Skip: Speaking of child support, how are your payments these days?

Max: I don’t have kids, Skip.

Skip: Oh, then why do you send off cheques every month?

Max: Girlfriends aren’t cheap these days, with the cost of make-up going up.

Skip: Wait, what, girlfriends? As in plural?

Max: That is usually what an 's' at the end of a word indicates. Don’t you have six girlfriends?

Skip: No, just one. We are not living in Thailand, Max.

Max: Try it some time. I don’t have to cook or clean or wash the clothes. I just leave a list on the table and they do it while I’m at work.

Skip: Those are maids, Max, not girlfriends, maids.

Max: That’s just what they are acting as this week. They are all actors. Next week the theme is cops and robbers.

Skip: Max…no, nevermind. I’m just glad I don’t have to deal with the new director’s assistant.

Max: The who?

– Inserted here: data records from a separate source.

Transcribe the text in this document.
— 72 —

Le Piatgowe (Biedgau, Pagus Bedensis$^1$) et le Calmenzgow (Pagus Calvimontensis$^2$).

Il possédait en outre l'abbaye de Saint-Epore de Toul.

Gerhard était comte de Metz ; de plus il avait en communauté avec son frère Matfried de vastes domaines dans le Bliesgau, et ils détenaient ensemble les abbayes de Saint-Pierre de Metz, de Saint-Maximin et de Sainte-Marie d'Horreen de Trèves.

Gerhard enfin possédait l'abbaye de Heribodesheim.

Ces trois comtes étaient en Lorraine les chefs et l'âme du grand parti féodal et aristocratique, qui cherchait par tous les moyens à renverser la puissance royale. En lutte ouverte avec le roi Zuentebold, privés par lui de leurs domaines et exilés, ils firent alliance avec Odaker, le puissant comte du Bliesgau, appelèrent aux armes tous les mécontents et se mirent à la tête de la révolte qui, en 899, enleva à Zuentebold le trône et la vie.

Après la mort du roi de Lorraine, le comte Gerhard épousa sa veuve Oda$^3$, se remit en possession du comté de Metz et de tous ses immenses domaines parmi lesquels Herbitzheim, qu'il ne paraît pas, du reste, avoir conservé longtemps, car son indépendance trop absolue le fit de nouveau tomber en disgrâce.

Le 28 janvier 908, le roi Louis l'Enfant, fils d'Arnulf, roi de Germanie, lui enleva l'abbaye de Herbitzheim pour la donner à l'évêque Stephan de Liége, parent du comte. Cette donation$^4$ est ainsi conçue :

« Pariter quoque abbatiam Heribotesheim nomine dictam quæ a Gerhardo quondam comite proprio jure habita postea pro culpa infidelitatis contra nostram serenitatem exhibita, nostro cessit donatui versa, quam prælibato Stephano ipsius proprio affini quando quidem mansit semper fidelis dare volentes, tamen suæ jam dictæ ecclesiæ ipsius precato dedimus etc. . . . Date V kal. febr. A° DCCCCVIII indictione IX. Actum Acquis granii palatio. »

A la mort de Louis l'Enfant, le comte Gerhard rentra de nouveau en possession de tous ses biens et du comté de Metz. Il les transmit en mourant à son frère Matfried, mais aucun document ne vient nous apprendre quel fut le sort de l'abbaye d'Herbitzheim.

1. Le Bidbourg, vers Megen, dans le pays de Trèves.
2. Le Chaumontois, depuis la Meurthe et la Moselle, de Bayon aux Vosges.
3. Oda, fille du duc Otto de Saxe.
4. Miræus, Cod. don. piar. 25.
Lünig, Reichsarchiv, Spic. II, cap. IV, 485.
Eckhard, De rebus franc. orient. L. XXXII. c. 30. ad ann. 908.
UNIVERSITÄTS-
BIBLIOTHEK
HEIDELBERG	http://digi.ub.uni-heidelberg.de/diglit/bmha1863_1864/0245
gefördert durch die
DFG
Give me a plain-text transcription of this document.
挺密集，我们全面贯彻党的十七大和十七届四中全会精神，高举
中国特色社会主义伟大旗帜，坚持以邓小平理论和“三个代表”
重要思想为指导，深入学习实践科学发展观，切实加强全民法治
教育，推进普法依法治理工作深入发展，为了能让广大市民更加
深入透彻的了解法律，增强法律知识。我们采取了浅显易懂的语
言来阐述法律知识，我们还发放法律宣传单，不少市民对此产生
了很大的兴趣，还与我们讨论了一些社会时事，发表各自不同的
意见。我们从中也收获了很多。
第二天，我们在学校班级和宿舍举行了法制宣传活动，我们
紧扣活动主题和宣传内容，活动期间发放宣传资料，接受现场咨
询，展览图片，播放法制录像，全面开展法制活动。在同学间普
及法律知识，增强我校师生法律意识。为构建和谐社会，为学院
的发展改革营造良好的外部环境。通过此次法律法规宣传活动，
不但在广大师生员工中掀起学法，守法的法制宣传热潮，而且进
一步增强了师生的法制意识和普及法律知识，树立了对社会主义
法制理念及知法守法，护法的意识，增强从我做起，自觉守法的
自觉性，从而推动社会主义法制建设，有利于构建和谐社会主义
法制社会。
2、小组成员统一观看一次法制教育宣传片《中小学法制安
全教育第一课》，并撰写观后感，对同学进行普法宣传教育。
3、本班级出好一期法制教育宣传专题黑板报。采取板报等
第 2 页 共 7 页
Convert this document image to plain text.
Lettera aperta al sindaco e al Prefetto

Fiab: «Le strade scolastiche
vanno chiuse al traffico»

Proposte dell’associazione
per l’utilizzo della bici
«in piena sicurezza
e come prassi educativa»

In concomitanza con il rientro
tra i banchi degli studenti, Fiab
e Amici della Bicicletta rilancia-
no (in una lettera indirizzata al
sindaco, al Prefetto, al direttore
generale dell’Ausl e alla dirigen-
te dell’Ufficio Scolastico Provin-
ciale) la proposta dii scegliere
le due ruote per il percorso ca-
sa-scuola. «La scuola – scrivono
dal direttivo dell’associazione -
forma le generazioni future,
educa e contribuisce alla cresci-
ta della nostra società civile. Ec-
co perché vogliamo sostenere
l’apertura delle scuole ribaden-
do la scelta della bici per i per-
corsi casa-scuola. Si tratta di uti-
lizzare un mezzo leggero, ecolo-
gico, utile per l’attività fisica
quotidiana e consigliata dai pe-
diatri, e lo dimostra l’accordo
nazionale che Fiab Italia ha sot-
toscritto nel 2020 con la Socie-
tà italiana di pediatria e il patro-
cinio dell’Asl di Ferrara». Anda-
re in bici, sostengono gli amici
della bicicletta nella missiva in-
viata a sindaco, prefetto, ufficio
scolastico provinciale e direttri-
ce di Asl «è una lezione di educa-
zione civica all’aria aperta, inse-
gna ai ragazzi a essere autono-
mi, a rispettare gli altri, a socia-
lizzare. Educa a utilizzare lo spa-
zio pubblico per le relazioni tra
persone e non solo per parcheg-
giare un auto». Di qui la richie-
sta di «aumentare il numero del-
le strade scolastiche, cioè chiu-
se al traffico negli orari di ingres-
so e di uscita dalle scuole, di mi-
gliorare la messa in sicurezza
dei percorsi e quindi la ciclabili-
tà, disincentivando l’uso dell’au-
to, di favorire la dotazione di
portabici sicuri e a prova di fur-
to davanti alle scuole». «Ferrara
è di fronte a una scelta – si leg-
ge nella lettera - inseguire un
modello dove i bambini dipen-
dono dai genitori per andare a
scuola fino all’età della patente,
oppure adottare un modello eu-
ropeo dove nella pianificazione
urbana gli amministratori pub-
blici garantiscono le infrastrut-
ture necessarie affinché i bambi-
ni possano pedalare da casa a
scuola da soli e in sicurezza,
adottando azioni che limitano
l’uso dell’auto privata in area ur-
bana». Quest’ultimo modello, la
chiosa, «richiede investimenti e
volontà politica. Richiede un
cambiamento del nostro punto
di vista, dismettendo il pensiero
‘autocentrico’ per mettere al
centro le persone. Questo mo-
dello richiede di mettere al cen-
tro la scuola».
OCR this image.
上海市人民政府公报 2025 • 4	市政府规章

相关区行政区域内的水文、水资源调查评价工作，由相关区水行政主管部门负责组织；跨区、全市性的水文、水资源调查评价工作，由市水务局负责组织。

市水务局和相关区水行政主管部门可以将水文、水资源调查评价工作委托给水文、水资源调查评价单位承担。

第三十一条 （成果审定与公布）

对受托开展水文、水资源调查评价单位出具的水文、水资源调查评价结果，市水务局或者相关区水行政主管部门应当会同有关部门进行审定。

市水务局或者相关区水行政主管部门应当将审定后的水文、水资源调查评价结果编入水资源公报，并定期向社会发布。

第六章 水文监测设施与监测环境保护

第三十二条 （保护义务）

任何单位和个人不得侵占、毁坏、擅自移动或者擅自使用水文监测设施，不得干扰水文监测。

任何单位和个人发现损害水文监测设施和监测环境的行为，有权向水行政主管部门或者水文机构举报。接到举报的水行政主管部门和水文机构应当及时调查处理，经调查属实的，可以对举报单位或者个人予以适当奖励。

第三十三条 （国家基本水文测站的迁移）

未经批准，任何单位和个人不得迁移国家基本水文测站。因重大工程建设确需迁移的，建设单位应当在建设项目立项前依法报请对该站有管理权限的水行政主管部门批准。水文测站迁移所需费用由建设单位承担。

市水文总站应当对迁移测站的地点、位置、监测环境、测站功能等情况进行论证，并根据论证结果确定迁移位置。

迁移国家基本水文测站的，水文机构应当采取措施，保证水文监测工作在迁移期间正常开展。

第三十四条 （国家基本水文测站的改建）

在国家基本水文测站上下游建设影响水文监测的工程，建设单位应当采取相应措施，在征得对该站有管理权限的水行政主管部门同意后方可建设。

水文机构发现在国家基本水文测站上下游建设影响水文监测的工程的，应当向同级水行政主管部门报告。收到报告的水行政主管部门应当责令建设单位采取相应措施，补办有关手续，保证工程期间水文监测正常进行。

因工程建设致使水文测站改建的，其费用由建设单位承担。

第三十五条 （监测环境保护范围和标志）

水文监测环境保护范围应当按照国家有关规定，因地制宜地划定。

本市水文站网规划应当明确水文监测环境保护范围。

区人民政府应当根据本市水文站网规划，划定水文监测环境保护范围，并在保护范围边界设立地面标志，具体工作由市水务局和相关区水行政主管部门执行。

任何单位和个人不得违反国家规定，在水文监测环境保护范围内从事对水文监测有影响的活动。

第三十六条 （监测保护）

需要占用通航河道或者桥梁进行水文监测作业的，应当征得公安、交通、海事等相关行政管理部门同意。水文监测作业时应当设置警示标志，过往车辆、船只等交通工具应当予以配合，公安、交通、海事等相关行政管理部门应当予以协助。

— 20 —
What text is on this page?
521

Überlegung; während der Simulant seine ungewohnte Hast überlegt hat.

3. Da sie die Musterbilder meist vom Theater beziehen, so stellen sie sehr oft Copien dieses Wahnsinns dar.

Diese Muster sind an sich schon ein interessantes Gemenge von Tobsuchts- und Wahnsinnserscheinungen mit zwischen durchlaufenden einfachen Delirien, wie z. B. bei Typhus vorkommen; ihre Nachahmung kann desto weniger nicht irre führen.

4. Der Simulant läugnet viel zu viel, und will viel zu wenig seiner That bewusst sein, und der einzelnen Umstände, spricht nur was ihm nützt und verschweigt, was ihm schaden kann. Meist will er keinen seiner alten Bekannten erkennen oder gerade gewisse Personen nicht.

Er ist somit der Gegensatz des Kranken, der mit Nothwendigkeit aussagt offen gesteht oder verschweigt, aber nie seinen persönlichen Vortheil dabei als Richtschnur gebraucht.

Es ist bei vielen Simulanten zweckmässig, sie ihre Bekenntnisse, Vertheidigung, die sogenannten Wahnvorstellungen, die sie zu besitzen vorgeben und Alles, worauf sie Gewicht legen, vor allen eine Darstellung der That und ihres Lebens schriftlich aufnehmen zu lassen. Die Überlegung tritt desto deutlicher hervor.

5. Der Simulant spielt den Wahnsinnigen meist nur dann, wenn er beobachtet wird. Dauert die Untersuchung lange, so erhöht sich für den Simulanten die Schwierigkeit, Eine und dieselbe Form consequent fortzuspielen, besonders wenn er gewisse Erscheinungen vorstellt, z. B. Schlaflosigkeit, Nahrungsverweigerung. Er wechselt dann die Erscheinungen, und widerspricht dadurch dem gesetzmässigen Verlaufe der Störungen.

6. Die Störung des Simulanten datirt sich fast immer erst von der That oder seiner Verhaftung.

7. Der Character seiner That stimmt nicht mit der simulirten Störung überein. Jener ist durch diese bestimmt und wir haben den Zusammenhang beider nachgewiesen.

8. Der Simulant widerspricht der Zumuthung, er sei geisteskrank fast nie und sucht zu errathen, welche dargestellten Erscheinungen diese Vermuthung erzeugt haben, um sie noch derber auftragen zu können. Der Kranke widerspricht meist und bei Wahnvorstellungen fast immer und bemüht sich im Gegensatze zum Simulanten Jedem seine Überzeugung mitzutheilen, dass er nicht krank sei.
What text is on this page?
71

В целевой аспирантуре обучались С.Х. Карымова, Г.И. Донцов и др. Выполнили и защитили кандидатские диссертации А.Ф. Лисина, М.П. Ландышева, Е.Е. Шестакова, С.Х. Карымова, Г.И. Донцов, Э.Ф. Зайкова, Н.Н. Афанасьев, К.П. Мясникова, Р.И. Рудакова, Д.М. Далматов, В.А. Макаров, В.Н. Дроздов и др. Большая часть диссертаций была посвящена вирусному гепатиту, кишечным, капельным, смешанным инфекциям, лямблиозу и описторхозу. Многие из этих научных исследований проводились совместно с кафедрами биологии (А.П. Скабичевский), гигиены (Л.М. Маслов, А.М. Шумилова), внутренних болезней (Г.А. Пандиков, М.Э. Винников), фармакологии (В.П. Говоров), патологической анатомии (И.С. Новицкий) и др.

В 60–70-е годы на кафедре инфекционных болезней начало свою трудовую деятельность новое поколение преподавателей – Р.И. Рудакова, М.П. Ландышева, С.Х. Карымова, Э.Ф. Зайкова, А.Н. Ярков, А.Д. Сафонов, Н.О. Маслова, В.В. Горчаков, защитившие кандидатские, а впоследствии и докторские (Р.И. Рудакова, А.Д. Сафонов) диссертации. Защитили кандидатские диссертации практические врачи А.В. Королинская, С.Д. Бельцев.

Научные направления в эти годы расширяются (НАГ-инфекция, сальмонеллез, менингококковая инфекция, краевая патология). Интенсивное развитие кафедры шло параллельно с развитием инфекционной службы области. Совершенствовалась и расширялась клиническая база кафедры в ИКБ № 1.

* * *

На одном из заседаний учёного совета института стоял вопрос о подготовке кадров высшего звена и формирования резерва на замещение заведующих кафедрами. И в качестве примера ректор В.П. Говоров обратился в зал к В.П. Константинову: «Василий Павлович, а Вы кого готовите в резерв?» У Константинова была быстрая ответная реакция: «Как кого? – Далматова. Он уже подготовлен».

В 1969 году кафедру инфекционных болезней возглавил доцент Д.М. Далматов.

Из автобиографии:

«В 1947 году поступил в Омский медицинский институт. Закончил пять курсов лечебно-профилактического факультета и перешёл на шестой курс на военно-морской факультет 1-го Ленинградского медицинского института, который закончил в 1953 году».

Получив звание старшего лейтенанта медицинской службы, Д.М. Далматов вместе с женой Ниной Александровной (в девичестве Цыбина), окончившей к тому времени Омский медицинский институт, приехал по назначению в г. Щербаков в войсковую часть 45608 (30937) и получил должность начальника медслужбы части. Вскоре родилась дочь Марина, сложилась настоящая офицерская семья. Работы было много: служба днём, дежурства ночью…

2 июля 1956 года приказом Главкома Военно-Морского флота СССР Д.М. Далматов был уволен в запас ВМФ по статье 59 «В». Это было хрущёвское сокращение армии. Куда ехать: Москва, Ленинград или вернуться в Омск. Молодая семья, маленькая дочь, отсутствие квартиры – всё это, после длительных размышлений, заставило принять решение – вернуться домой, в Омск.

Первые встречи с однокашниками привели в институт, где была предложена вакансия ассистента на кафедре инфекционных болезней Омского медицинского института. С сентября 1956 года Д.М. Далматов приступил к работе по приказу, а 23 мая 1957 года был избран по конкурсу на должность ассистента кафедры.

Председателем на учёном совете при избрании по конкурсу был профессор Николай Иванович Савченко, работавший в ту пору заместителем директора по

We have a director? When did this show get a director?

Skip: Getting back on topic, aren't all those sales used sales? How will that benefit the industry with all the developers complaining about not getting enough of the pie?

Max: Other than going on a diet, it shows what we all know and that is if something is cheap enough people will actually buy it even if they can get it for free. New indie developers can attempt to garner more interest in their games by filling cheap, quick games with Trophies for the Trophy whores to salivate over. A lot of them will spend $5 on a game if it means an easy platinum. Let us be honest, if a grown man or woman will spend any money on Ben 10 to get a platinum, they will spend $5 on anything for a platinum.

Skip: Moving on, let us field a question from our ace reporter in the audience, Stan Daman. Stan, take it away.

Stan: Thanks guys, I’m with Debra from Dartmouth. What question do you have for Skip and Max today?

Debra: I want to know how Trophies benefit girl gamers.

Stan: Tough question guys.

Max: Girl gamers? Those exist? I thought that was a myth like the Lochness Monster and no sex in the champagne room.

Skip: This is a serious question, Max. This is a section of the gaming population that feels isolated and segregated from the rest.

Max: Just because they need a manzier and have long hair does not make fat guys women. Besides, the flatulence is enough to make it obvious.

Skip: Ex-nay on the women jokes-ay.

Max: We are on NGN, Skip. It’s like HBO except Japanese, enough said.

Rebekka: Cut, cut, cut! Cut the cameras, go to a commercial.

Skip: Seriously, Max, if we get censored it is your fault.

Max: Why would we get censored?

Rebekka: Because you are a pig and we’ve been constantly losing our female demographic.

Max: What is a female demographic?

Rebekka: Skip, end the show and both of you are on suspension until further notice.

Max: Hey, I’ve never been suspended in my career.

Skip: What about yesterday when you played whack-a-mole with real moles?

Max: They were going to invade the studio. I thought people would be appreciative like in Plants vs. Zombies.

Skip: Well fans and viewers, it looks like that is all for tonight. Join us next week when Max gets a muzzle and we delve into the realm of the female demographic. Please don’t let us get sued. For Max Platinum, I’m Skip Williams saying good night and good gaming, live from the Tokyo Dome.

Max: But seriously Skip, what is a female demographic? Is it like the girls who watch Uncharted 2 and think it’s a movie?

Skip: Sometimes Max, I wonder if you don’t have some kind of metal poisoning.